Grieve and his ally, Treasury Select Committee Chair Nicky Morgan, believe they have been promised that the substance of the amendment will be written into the Bill when it returns to the Lords. This would make a certain amount of sense. It is a way for the Government to surrender on an issue where they have no majority whilst avoiding the ignominy of actual defeat. It would mean Grieve had won without having to accidentally, potentially, bring down his own government.

But the (perennially) furious Brexiteers believe otherwise. They don’t think the PM promised any such thing and they have been given assurances (‘written in blood’, apparently) that there will be no Parliamentary veto on a no-deal Brexit. They are angry about this because they genuinely are in favour of self-immolation. Only if necessary, you understand. Who is right? Well we shall find out one way or another quite soon when the Bill returns to the Lords. Grieve’s amendment will either - substantially - be there or it won’t. It’s hard to see how both sides can be appeased. She hasn’t so much kicked the can down the road as filled the can with petrol, lit a makeshift fuse and lobbed it at her own party.
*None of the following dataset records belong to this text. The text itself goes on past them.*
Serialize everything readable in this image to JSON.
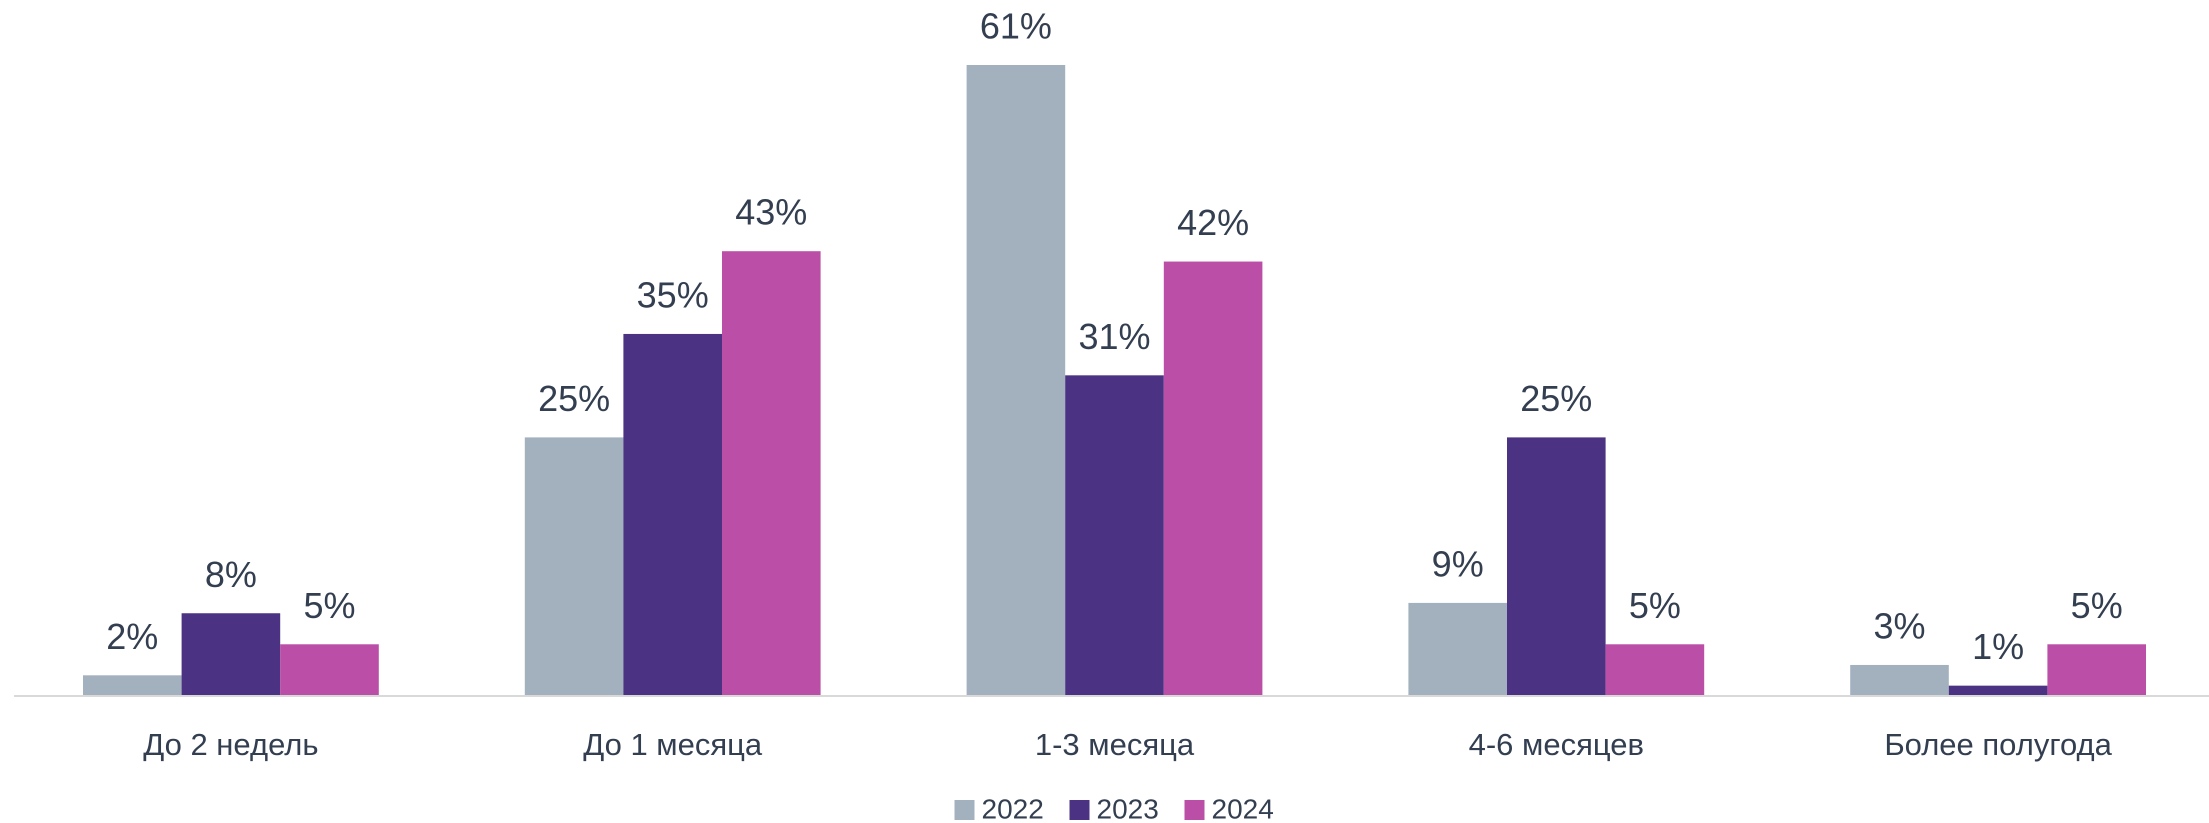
{
  "chart_data": {
    "type": "bar",
    "categories": [
      "До 2 недель",
      "До 1 месяца",
      "1-3 месяца",
      "4-6 месяцев",
      "Более полугода"
    ],
    "series": [
      {
        "name": "2022",
        "color": "#a3b1bf",
        "values": [
          2,
          25,
          61,
          9,
          3
        ],
        "value_labels": [
          "2%",
          "25%",
          "61%",
          "9%",
          "3%"
        ]
      },
      {
        "name": "2023",
        "color": "#4b3283",
        "values": [
          8,
          35,
          31,
          25,
          1
        ],
        "value_labels": [
          "8%",
          "35%",
          "31%",
          "25%",
          "1%"
        ]
      },
      {
        "name": "2024",
        "color": "#bb4fa7",
        "values": [
          5,
          43,
          42,
          5,
          5
        ],
        "value_labels": [
          "5%",
          "43%",
          "42%",
          "5%",
          "5%"
        ]
      }
    ],
    "legend": "bottom"
  }
}
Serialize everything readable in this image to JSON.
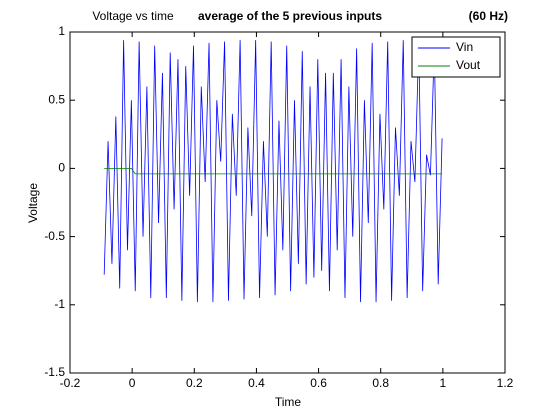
{
  "chart_data": {
    "type": "line",
    "title": "Voltage vs time",
    "subtitle": "average of the 5 previous inputs",
    "annotation": "(60 Hz)",
    "xlabel": "Time",
    "ylabel": "Voltage",
    "x": [
      -0.09,
      -0.0775,
      -0.065,
      -0.0525,
      -0.04,
      -0.0275,
      -0.015,
      -0.0025,
      0.01,
      0.0225,
      0.035,
      0.0475,
      0.06,
      0.0725,
      0.085,
      0.0975,
      0.11,
      0.1225,
      0.135,
      0.1475,
      0.16,
      0.1725,
      0.185,
      0.1975,
      0.21,
      0.2225,
      0.235,
      0.2475,
      0.26,
      0.2725,
      0.285,
      0.2975,
      0.31,
      0.3225,
      0.335,
      0.3475,
      0.36,
      0.3725,
      0.385,
      0.3975,
      0.41,
      0.4225,
      0.435,
      0.4475,
      0.46,
      0.4725,
      0.485,
      0.4975,
      0.51,
      0.5225,
      0.535,
      0.5475,
      0.56,
      0.5725,
      0.585,
      0.5975,
      0.61,
      0.6225,
      0.635,
      0.6475,
      0.66,
      0.6725,
      0.685,
      0.6975,
      0.71,
      0.7225,
      0.735,
      0.7475,
      0.76,
      0.7725,
      0.785,
      0.7975,
      0.81,
      0.8225,
      0.835,
      0.8475,
      0.86,
      0.8725,
      0.885,
      0.8975,
      0.91,
      0.9225,
      0.935,
      0.9475,
      0.96,
      0.9725,
      0.985,
      0.9975
    ],
    "series": [
      {
        "name": "Vin",
        "color": "#0000ff",
        "values": [
          -0.78,
          0.2,
          -0.7,
          0.38,
          -0.88,
          0.94,
          -0.6,
          0.5,
          -0.9,
          0.93,
          -0.5,
          0.6,
          -0.95,
          0.9,
          -0.4,
          0.7,
          -0.95,
          0.85,
          -0.3,
          0.8,
          -0.97,
          0.75,
          -0.2,
          0.9,
          -0.98,
          0.6,
          -0.1,
          0.92,
          -0.98,
          0.5,
          0.05,
          0.93,
          -0.97,
          0.4,
          -0.2,
          0.94,
          -0.96,
          0.3,
          -0.35,
          0.94,
          -0.95,
          0.2,
          -0.5,
          0.93,
          -0.93,
          0.35,
          -0.6,
          0.9,
          -0.9,
          0.5,
          -0.7,
          0.86,
          -0.85,
          0.6,
          -0.8,
          0.8,
          -0.75,
          0.7,
          -0.9,
          0.7,
          -0.6,
          0.8,
          -0.95,
          0.6,
          -0.5,
          0.88,
          -0.98,
          0.5,
          -0.4,
          0.92,
          -0.98,
          0.4,
          -0.3,
          0.93,
          -0.97,
          0.3,
          -0.2,
          0.94,
          -0.95,
          0.2,
          -0.1,
          0.93,
          -0.9,
          0.1,
          -0.05,
          0.9,
          -0.85,
          0.22
        ]
      },
      {
        "name": "Vout",
        "color": "#008000",
        "values": [
          0,
          0,
          0,
          0,
          0,
          0,
          0,
          0,
          -0.04,
          -0.04,
          -0.04,
          -0.04,
          -0.04,
          -0.04,
          -0.04,
          -0.04,
          -0.04,
          -0.04,
          -0.04,
          -0.04,
          -0.04,
          -0.04,
          -0.04,
          -0.04,
          -0.04,
          -0.04,
          -0.04,
          -0.04,
          -0.04,
          -0.04,
          -0.04,
          -0.04,
          -0.04,
          -0.04,
          -0.04,
          -0.04,
          -0.04,
          -0.04,
          -0.04,
          -0.04,
          -0.04,
          -0.04,
          -0.04,
          -0.04,
          -0.04,
          -0.04,
          -0.04,
          -0.04,
          -0.04,
          -0.04,
          -0.04,
          -0.04,
          -0.04,
          -0.04,
          -0.04,
          -0.04,
          -0.04,
          -0.04,
          -0.04,
          -0.04,
          -0.04,
          -0.04,
          -0.04,
          -0.04,
          -0.04,
          -0.04,
          -0.04,
          -0.04,
          -0.04,
          -0.04,
          -0.04,
          -0.04,
          -0.04,
          -0.04,
          -0.04,
          -0.04,
          -0.04,
          -0.04,
          -0.04,
          -0.04,
          -0.04,
          -0.04,
          -0.04,
          -0.04,
          -0.04,
          -0.04,
          -0.04,
          -0.04
        ]
      }
    ],
    "xlim": [
      -0.2,
      1.2
    ],
    "xticks": [
      -0.2,
      0,
      0.2,
      0.4,
      0.6,
      0.8,
      1,
      1.2
    ],
    "ylim": [
      -1.5,
      1
    ],
    "yticks": [
      -1.5,
      -1,
      -0.5,
      0,
      0.5,
      1
    ],
    "grid": false,
    "legend": "northeast"
  }
}
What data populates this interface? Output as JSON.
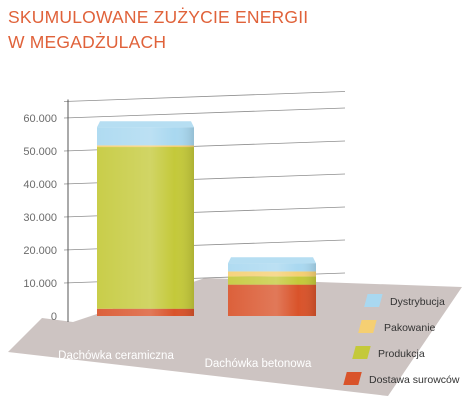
{
  "chart_data": {
    "type": "bar",
    "stacked": true,
    "title_lines": [
      "SKUMULOWANE ZUŻYCIE ENERGII",
      "W MEGADŻULACH"
    ],
    "categories": [
      "Dachówka ceramiczna",
      "Dachówka betonowa"
    ],
    "series": [
      {
        "name": "Dostawa surowców",
        "values": [
          2200,
          9500
        ],
        "color": "#d9532a"
      },
      {
        "name": "Produkcja",
        "values": [
          49000,
          2500
        ],
        "color": "#c4c93a"
      },
      {
        "name": "Pakowanie",
        "values": [
          500,
          1500
        ],
        "color": "#f5cf72"
      },
      {
        "name": "Dystrybucja",
        "values": [
          5500,
          2500
        ],
        "color": "#a9d8f0"
      }
    ],
    "legend_order": [
      "Dystrybucja",
      "Pakowanie",
      "Produkcja",
      "Dostawa surowców"
    ],
    "y_ticks": [
      "0",
      "10.000",
      "20.000",
      "30.000",
      "40.000",
      "50.000",
      "60.000"
    ],
    "ylim": [
      0,
      65000
    ],
    "grid": true,
    "legend_position": "right"
  }
}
Where are Labour in all of this? Where indeed. Looking down on the PM’s misery with all the insouciance and diffidence of a young conservative drunkenly burning twenty pound notes in front of the homeless. The opposition is refusing to interrupt their enemy while their enemy makes mistakes. This is clever enough politics but it is also, arguably, a sorry excuse for patriotism.

PTSD is often diagnosed only when the patient experiences an extreme episode. A huge panic attack, a fit of violent rage, in extreme cases sufferers may develop a split personality. Any and all of these symptoms are real possibilities now for the Conservative Party. It is hard to see how it can heal itself.